Conservation efforts might actually be being hindered by prohibition, in a free market scenario, conservationists would enjoy many competitive advantages. They would have control of much of the supply. They could offer something the competition couldn’t, legitimacy. Not buying from the black market would be legal, guilt free, and a certified tiger pelt or elephant foot would be worth more too.
To treat all things living as commodities. Precious resources. The rarer, the more valuable. The exact value, fluctuating according to the market. Trade in these living things would be regulated in pretty much the same way it is today, and in the future, groups like TRAFFIC.org would like to see the free movement of exotic species along with livestock, as long as they have their paperwork.
Indeed the exotics and livestock are inseparable. Recently, the contamination of US wheat with GM wheat was discovered. Now, in order to rebuild the gene pool, the search is on for isolated biospheres that have not been effected. The same with cows, goats and other livestock, when sickness strikes, so called “heritage” livestock are used to revitalize breeds.

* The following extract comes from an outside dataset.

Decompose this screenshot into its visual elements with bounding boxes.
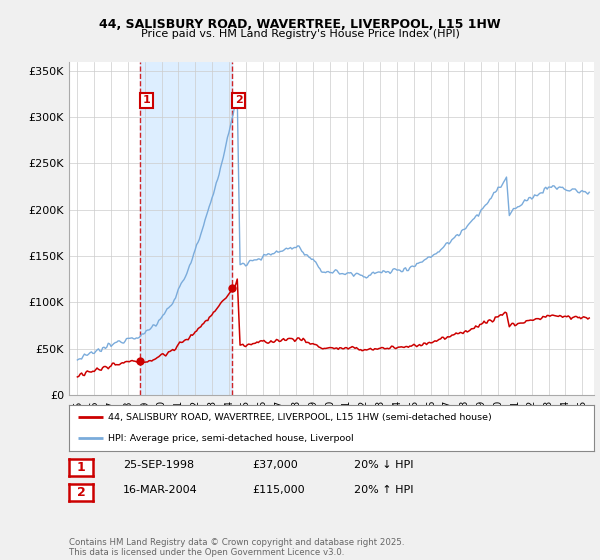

In the end what we always see, is that when you try to forbid anything there is demand for, your just create a black market. Perhaps for some things, legalization and regulation are impossible like, hard drugs, or “snuff”, but using the homes of the First World as oases for endangered species has a Utopian appeal. Especially if the books balance. To me, this “Hobbit-style” life-style is idyllic, but seems based in sound logic.
The popularity of seahorse-orientated industry in southeastern Australia and throughout the Pacific is an example of turning a loosing battle into a major source of revenue, and an conservationists’ offensive. The Chinese have been buying tons and tons of seahorses from fisherman, to the point where stocks have been depleted. First in the Philippines, conservationists convinced the local fishermen that they would make WAY more money if they farmed the seahorses. From there, some company in Australia started making cheap home-kits for raising seahorses and shops, dentists, and “green” homes started buying the things like crazy. A whole little cottage industry sprung up around just a single species, seahorses.

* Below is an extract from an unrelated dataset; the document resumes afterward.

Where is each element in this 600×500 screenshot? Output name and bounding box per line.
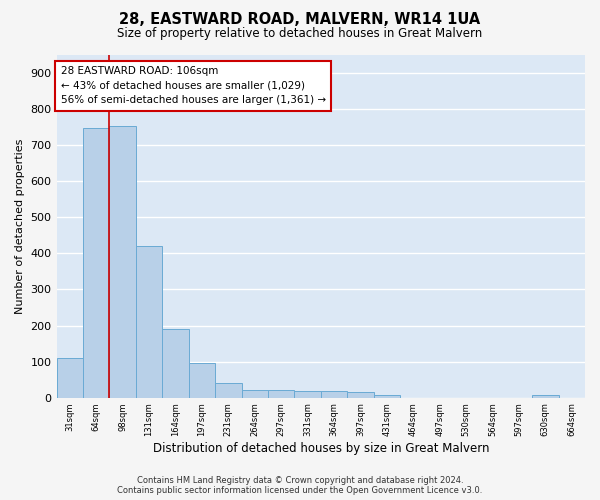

There is always someone, somewhere that is needing to deepen their gene pool. The future is even darker. Global warming no longer as a question mark even associated with it, and our minds are turning to, “How will global warming effect us?” It will be better for some than for others clearly but extinction on a horrifying scale seems inevitable.
Now, after you have read all that I am willing to talk. About money. Are you joking? Profit is not even within sight OK?